Tuesday, April 10, 2012

The Search For "the" Job

Now on to my second lesson from law school, which is very much related to the first.

As a 2L and 3L, I was still having to remind myself that I needed to trust God as my father and believe that He did in fact have a job for me after I got out of law school. The new problem I was having, as graduation was fast approaching and applications needed to go out, was that I didn't trust myself to find "the" job that God had for me.

Since God was calling me to trust him and follow him by faith, I wasn't expecting God to tell me the time and place where I would find this job; I was really doubting my ability to discern God's will and to find "the" job he had for me.

And then I found myself in Professor DeGroff's office. We were meeting to discuss my final independent writing project, but, as was often the case when I met other Regent professors, we also discussed how I was doing personally. In fact, Professor DeGroff seemed just as concerned with how was handling my impending graduation than he was with how I was finishing my project. I am thankful he was.

That afternoon I was feeling overwhelmed by the unknown and the crush of possibilities. I say possibilities, not options, because at that point I had only perused some of the seemingly endless lists of firms, clerkships, and career paths that are supposedly out there for law grads to chase after. I didn't even know where to begin.

So in the midst of my uncertainty and self-doubt I earnestly asked Professor DeGroff, "What if I couldn't find 'the' job God had for me? or worse, what would happen if I applied to the wrong places and took the wrong job?"

And then Professor DeGroff looked at me across his desk and said in his Tom Brokawesque voice, "Game Over."
Yikes! As someone who had played his fair share of Mario growing up, I knew all to well what "Game Over" meant.

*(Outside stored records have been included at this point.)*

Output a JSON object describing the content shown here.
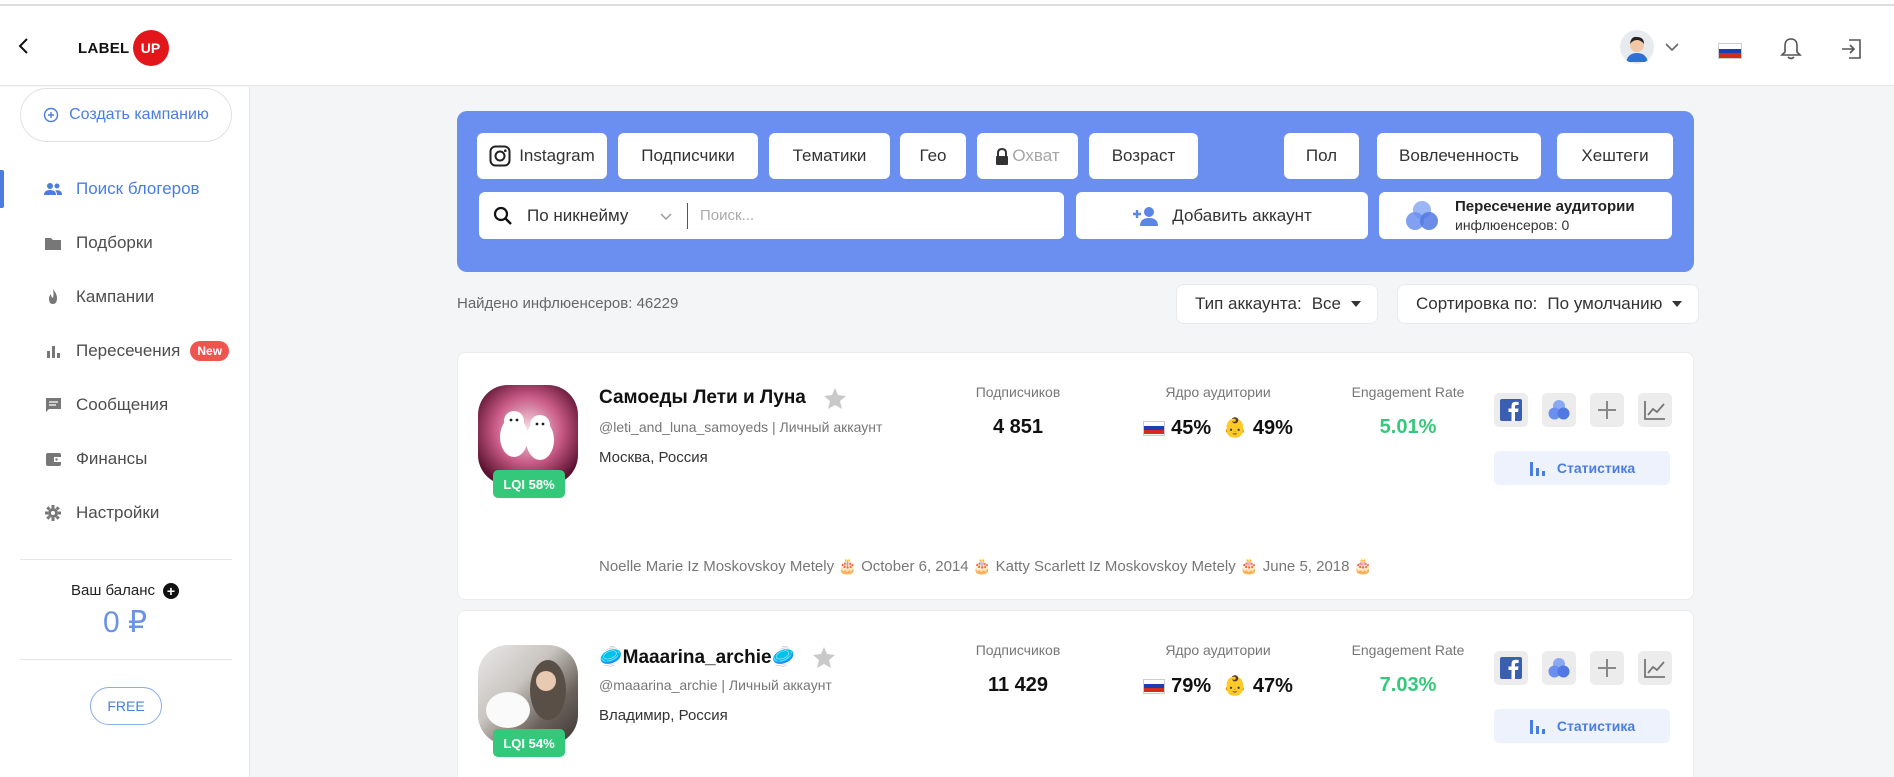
{
  "header": {
    "logo_label": "LABEL",
    "logo_badge": "UP"
  },
  "sidebar": {
    "create_campaign": "Создать кампанию",
    "items": [
      {
        "label": "Поиск блогеров",
        "icon": "people-icon",
        "active": true
      },
      {
        "label": "Подборки",
        "icon": "folder-icon"
      },
      {
        "label": "Кампании",
        "icon": "fire-icon"
      },
      {
        "label": "Пересечения",
        "icon": "bar-chart-icon",
        "badge": "New"
      },
      {
        "label": "Сообщения",
        "icon": "message-icon"
      },
      {
        "label": "Финансы",
        "icon": "wallet-icon"
      },
      {
        "label": "Настройки",
        "icon": "gear-icon"
      }
    ],
    "balance_label": "Ваш баланс",
    "balance_value": "0 ₽",
    "plan": "FREE"
  },
  "filters": {
    "buttons": [
      "Instagram",
      "Подписчики",
      "Тематики",
      "Гео",
      "Охват",
      "Возраст",
      "Пол",
      "Вовлеченность",
      "Хештеги"
    ],
    "search_mode": "По никнейму",
    "search_placeholder": "Поиск...",
    "add_account": "Добавить аккаунт",
    "intersection_title": "Пересечение аудитории",
    "intersection_sub": "инфлюенсеров: 0"
  },
  "results": {
    "found": "Найдено инфлюенсеров: 46229",
    "account_type_label": "Тип аккаунта:",
    "account_type_value": "Все",
    "sort_label": "Сортировка по:",
    "sort_value": "По умолчанию"
  },
  "columns": {
    "followers": "Подписчиков",
    "core": "Ядро аудитории",
    "er": "Engagement Rate",
    "stats_button": "Статистика"
  },
  "cards": [
    {
      "name": "Самоеды Лети и Луна",
      "handle": "@leti_and_luna_samoyeds | Личный аккаунт",
      "location": "Москва, Россия",
      "lqi": "LQI 58%",
      "followers": "4 851",
      "core_country": "45%",
      "core_age": "49%",
      "er": "5.01%",
      "history": "Noelle Marie Iz Moskovskoy Metely 🎂 October 6, 2014 🎂 Katty Scarlett Iz Moskovskoy Metely 🎂 June 5, 2018 🎂"
    },
    {
      "name": "🥏Maaarina_archie🥏",
      "handle": "@maaarina_archie | Личный аккаунт",
      "location": "Владимир, Россия",
      "lqi": "LQI 54%",
      "followers": "11 429",
      "core_country": "79%",
      "core_age": "47%",
      "er": "7.03%"
    }
  ],
  "colors": {
    "accent": "#4a7de0",
    "panel": "#6a8ff0",
    "green": "#34c97a",
    "logo_red": "#e3171b",
    "badge_red": "#f0544f"
  }
}
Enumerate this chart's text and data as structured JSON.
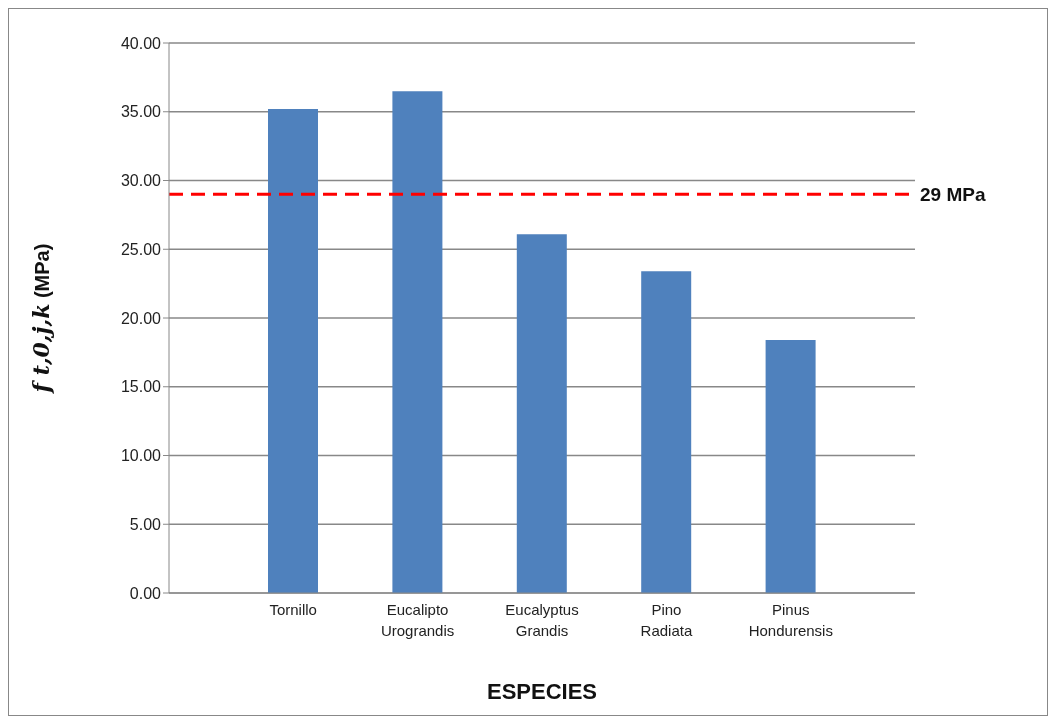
{
  "chart_data": {
    "type": "bar",
    "xlabel": "ESPECIES",
    "ylabel": "f t,0,j,k (MPa)",
    "categories": [
      "Tornillo",
      "Eucalipto Urograndis",
      "Eucalyptus Grandis",
      "Pino Radiata",
      "Pinus Hondurensis"
    ],
    "values": [
      35.2,
      36.5,
      26.1,
      23.4,
      18.4
    ],
    "color": "#4f81bd",
    "ylim": [
      0,
      40
    ],
    "yticks": [
      {
        "value": 0,
        "label": "0.00"
      },
      {
        "value": 5,
        "label": "5.00"
      },
      {
        "value": 10,
        "label": "10.00"
      },
      {
        "value": 15,
        "label": "15.00"
      },
      {
        "value": 20,
        "label": "20.00"
      },
      {
        "value": 25,
        "label": "25.00"
      },
      {
        "value": 30,
        "label": "30.00"
      },
      {
        "value": 35,
        "label": "35.00"
      },
      {
        "value": 40,
        "label": "40.00"
      }
    ],
    "ref_lines": [
      {
        "axis": "y",
        "value": 29,
        "label": "29 MPa",
        "color": "#ff0000",
        "line_style": "dashed"
      }
    ],
    "grid": "y"
  }
}
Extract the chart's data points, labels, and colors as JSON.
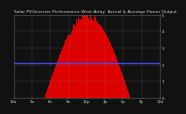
{
  "title": "Solar PV/Inverter Performance West Array  Actual & Average Power Output",
  "title_fontsize": 3.2,
  "bg_color": "#111111",
  "plot_bg_color": "#111111",
  "fig_bg_color": "#111111",
  "bar_color": "#dd0000",
  "avg_line_color": "#4444ff",
  "avg_line_value": 0.42,
  "grid_color": "#888888",
  "num_bars": 144,
  "ylim": [
    0,
    1.0
  ],
  "ylabel_fontsize": 3.0,
  "tick_fontsize": 2.8,
  "yticks": [
    0.0,
    0.2,
    0.4,
    0.6,
    0.8,
    1.0
  ],
  "ytick_labels": [
    "0",
    "1",
    "2",
    "3",
    "4",
    "5"
  ],
  "xtick_count": 9,
  "xtick_labels": [
    "12a",
    "3a",
    "6a",
    "9a",
    "12p",
    "3p",
    "6p",
    "9p",
    "12a"
  ],
  "title_color": "#cccccc",
  "tick_color": "#cccccc",
  "spine_color": "#555555"
}
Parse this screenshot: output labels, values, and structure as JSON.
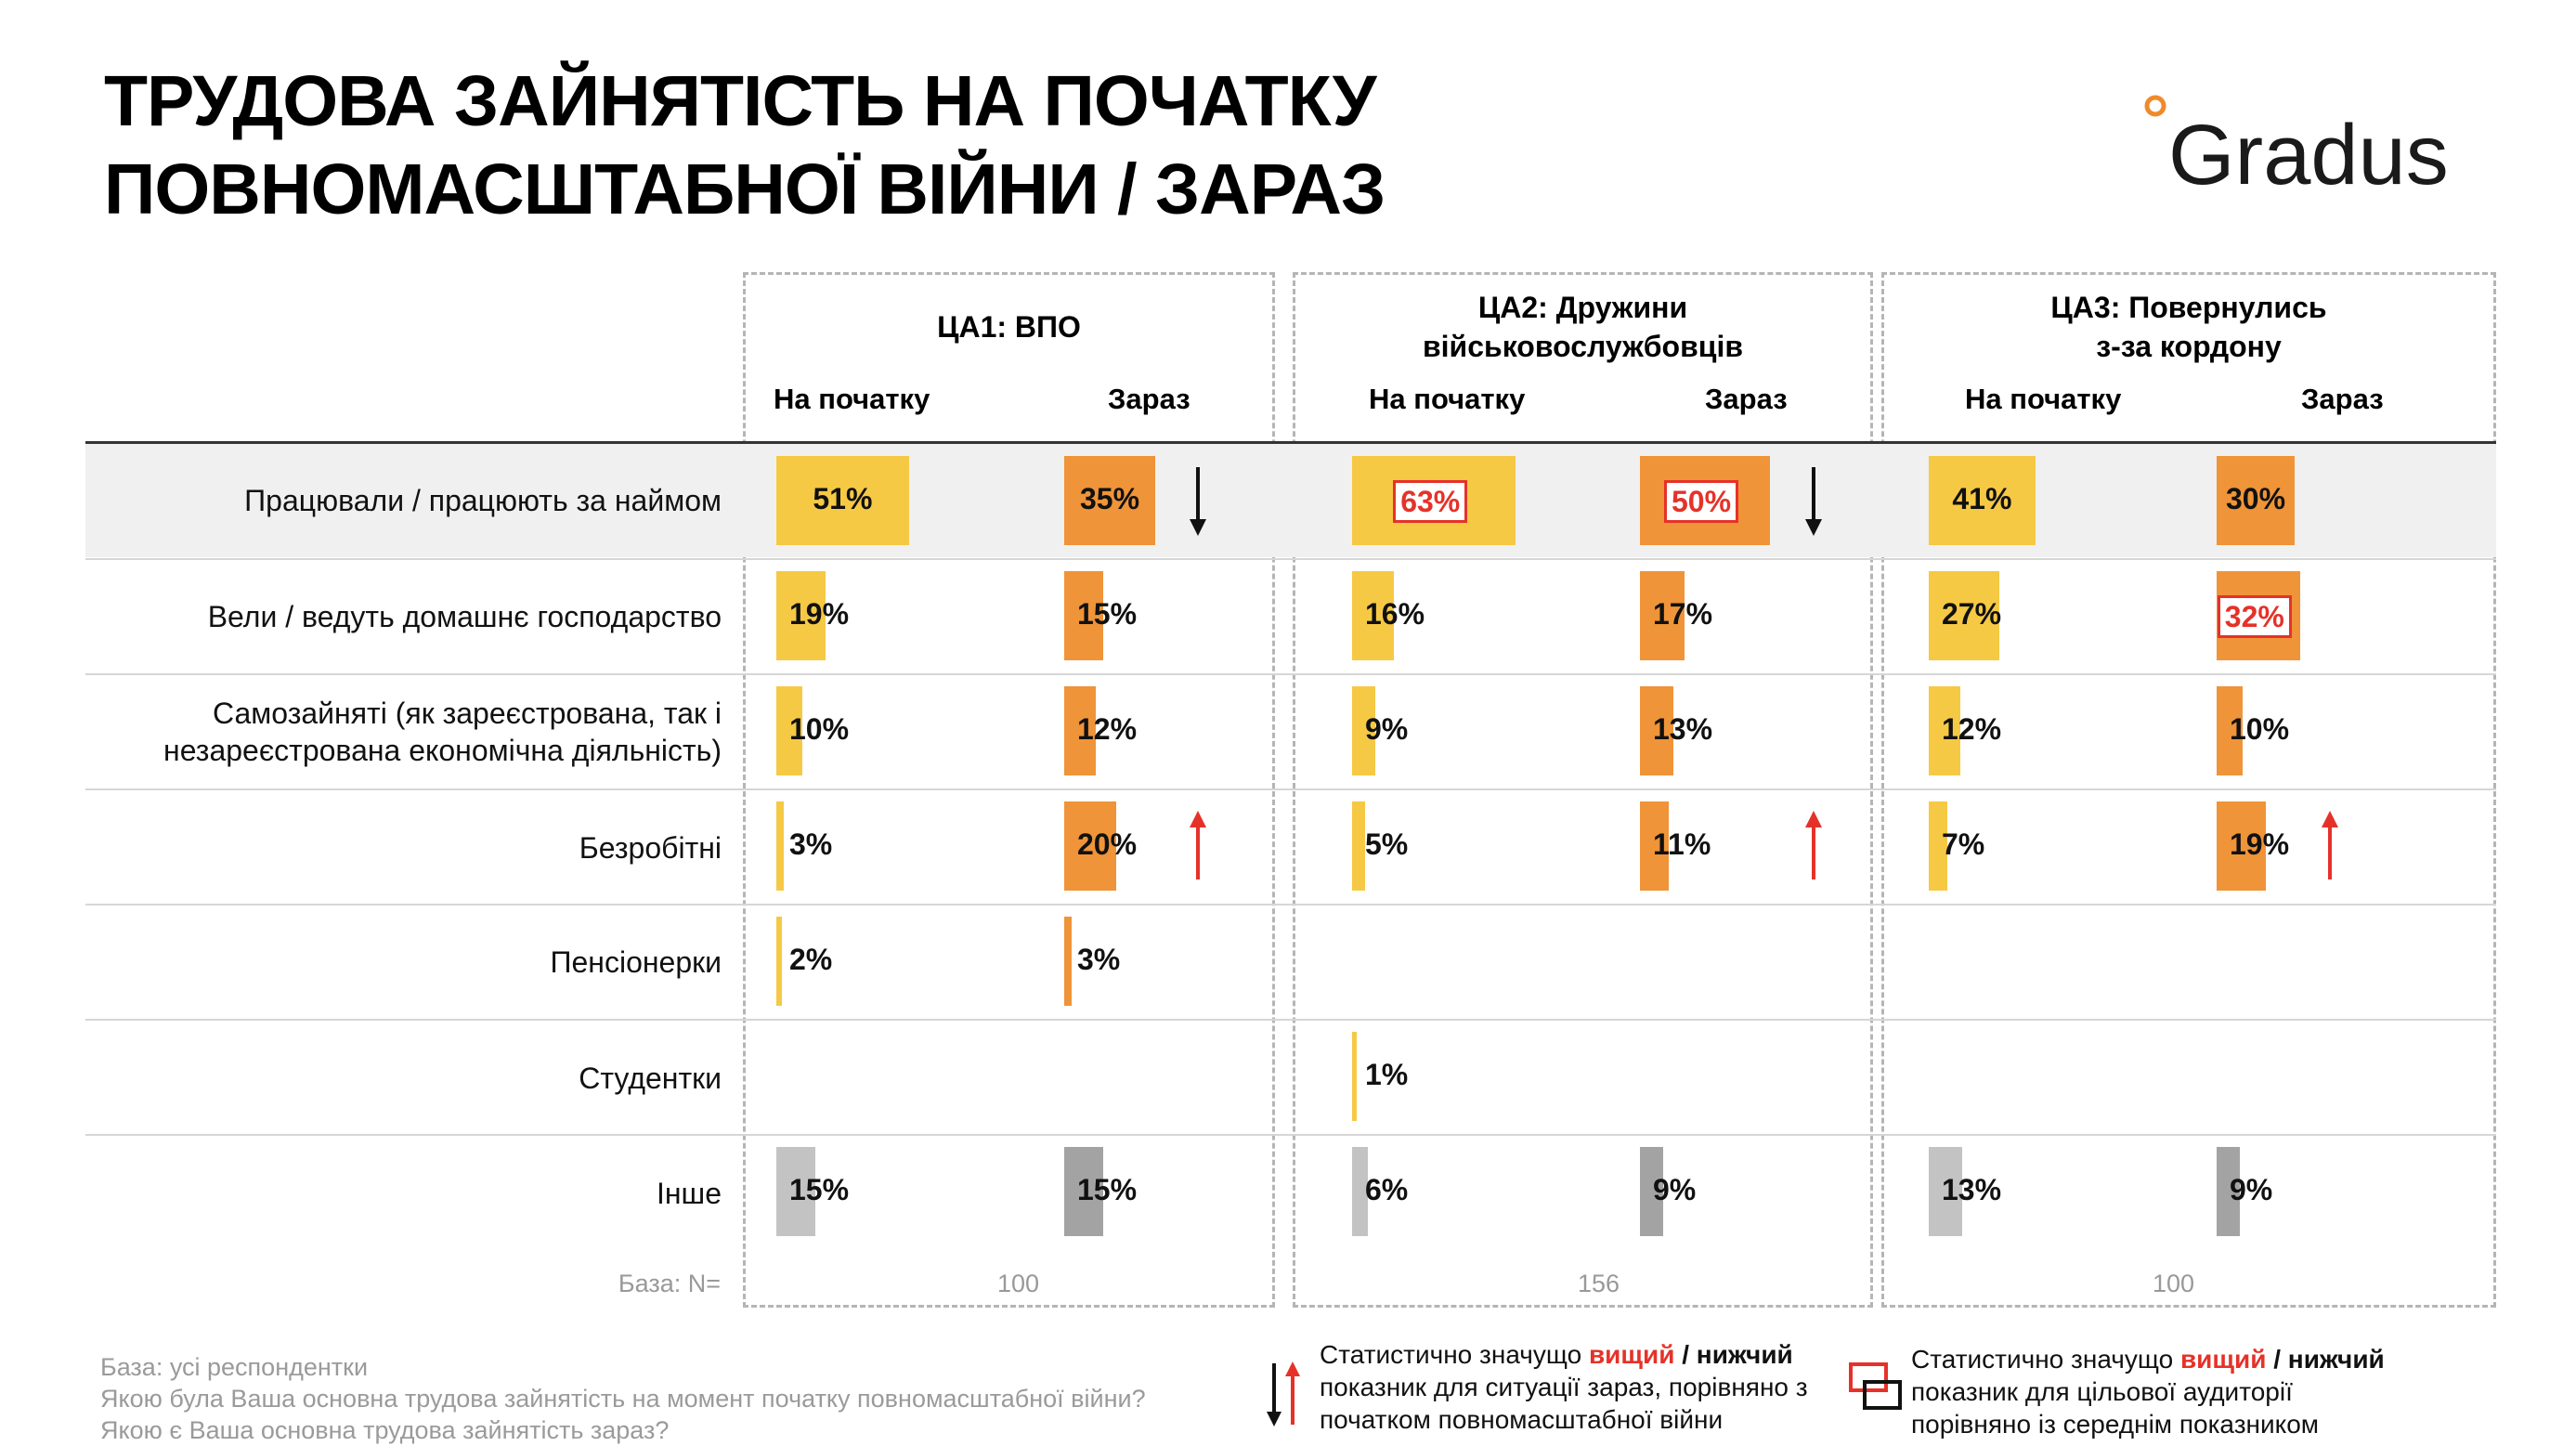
{
  "title": "ТРУДОВА ЗАЙНЯТІСТЬ НА ПОЧАТКУ\nПОВНОМАСШТАБНОЇ ВІЙНИ / ЗАРАЗ",
  "logo": "Gradus",
  "colors": {
    "yellow": "#f6c945",
    "orange": "#ef9438",
    "gray_light": "#c3c3c3",
    "gray_dark": "#a3a3a3",
    "red": "#e53229"
  },
  "groups": [
    {
      "title": "ЦА1: ВПО",
      "col1": "На початку",
      "col2": "Зараз",
      "base": "100"
    },
    {
      "title": "ЦА2: Дружини\nвійськовослужбовців",
      "col1": "На початку",
      "col2": "Зараз",
      "base": "156"
    },
    {
      "title": "ЦА3: Повернулись\nз-за кордону",
      "col1": "На початку",
      "col2": "Зараз",
      "base": "100"
    }
  ],
  "base_label": "База: N=",
  "chart_data": {
    "type": "bar",
    "categories": [
      "Працювали / працюють за наймом",
      "Вели / ведуть домашнє господарство",
      "Самозайняті (як зареєстрована, так і\nнезареєстрована економічна діяльність)",
      "Безробітні",
      "Пенсіонерки",
      "Студентки",
      "Інше"
    ],
    "series": [
      {
        "name": "ЦА1: ВПО — На початку",
        "values": [
          51,
          19,
          10,
          3,
          2,
          null,
          15
        ]
      },
      {
        "name": "ЦА1: ВПО — Зараз",
        "values": [
          35,
          15,
          12,
          20,
          3,
          null,
          15
        ]
      },
      {
        "name": "ЦА2: Дружини військовослужбовців — На початку",
        "values": [
          63,
          16,
          9,
          5,
          null,
          1,
          6
        ]
      },
      {
        "name": "ЦА2: Дружини військовослужбовців — Зараз",
        "values": [
          50,
          17,
          13,
          11,
          null,
          null,
          9
        ]
      },
      {
        "name": "ЦА3: Повернулись з-за кордону — На початку",
        "values": [
          41,
          27,
          12,
          7,
          null,
          null,
          13
        ]
      },
      {
        "name": "ЦА3: Повернулись з-за кордону — Зараз",
        "values": [
          30,
          32,
          10,
          19,
          null,
          null,
          9
        ]
      }
    ],
    "unit": "%",
    "significance_vs_start": [
      {
        "series": 1,
        "row": 0,
        "direction": "down"
      },
      {
        "series": 1,
        "row": 3,
        "direction": "up"
      },
      {
        "series": 3,
        "row": 0,
        "direction": "down"
      },
      {
        "series": 3,
        "row": 3,
        "direction": "up"
      },
      {
        "series": 5,
        "row": 3,
        "direction": "up"
      }
    ],
    "significance_vs_average": [
      {
        "series": 2,
        "row": 0,
        "direction": "higher"
      },
      {
        "series": 3,
        "row": 0,
        "direction": "higher"
      },
      {
        "series": 5,
        "row": 1,
        "direction": "higher"
      }
    ]
  },
  "footnote": {
    "line1": "База: усі респондентки",
    "line2": "Якою була Ваша основна трудова зайнятість на момент початку повномасштабної війни?",
    "line3": "Якою є Ваша основна трудова зайнятість зараз?"
  },
  "legend1": {
    "pre": "Статистично значущо ",
    "higher": "вищий",
    "slash": " / ",
    "lower": "нижчий",
    "rest": "показник для ситуації зараз, порівняно з початком повномасштабної війни"
  },
  "legend2": {
    "pre": "Статистично значущо ",
    "higher": "вищий",
    "slash": " / ",
    "lower": "нижчий",
    "rest": "показник для цільової аудиторії порівняно із середнім показником"
  }
}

But before I could ask him about whether I had any continues left, Professor DeGroff smiled wryly and revealed the intended sarcasm of his response. He then proceeded to remind me about the grace of God which not only accomplished my salvation but as Titus 2 points outs, remains in my life to redeem even my missteps and to continue to correct my course.

There was no "Game Over" with my Heavenly Father just a call to continue to seek after Him and His will. We rarely see Him or His will clearly, but if we set our hearts on Him, He will be faithful to determine our steps (Proverbs 16:9) and correct our missteps.

What a relief!

1 comment:

  1. I am glad your professor brought in some humor when it comes to us trying to carry the weight of our future!

    We sometimes think that God is trying to keep our future a mystery or that He wants us to try and figure it out on our own.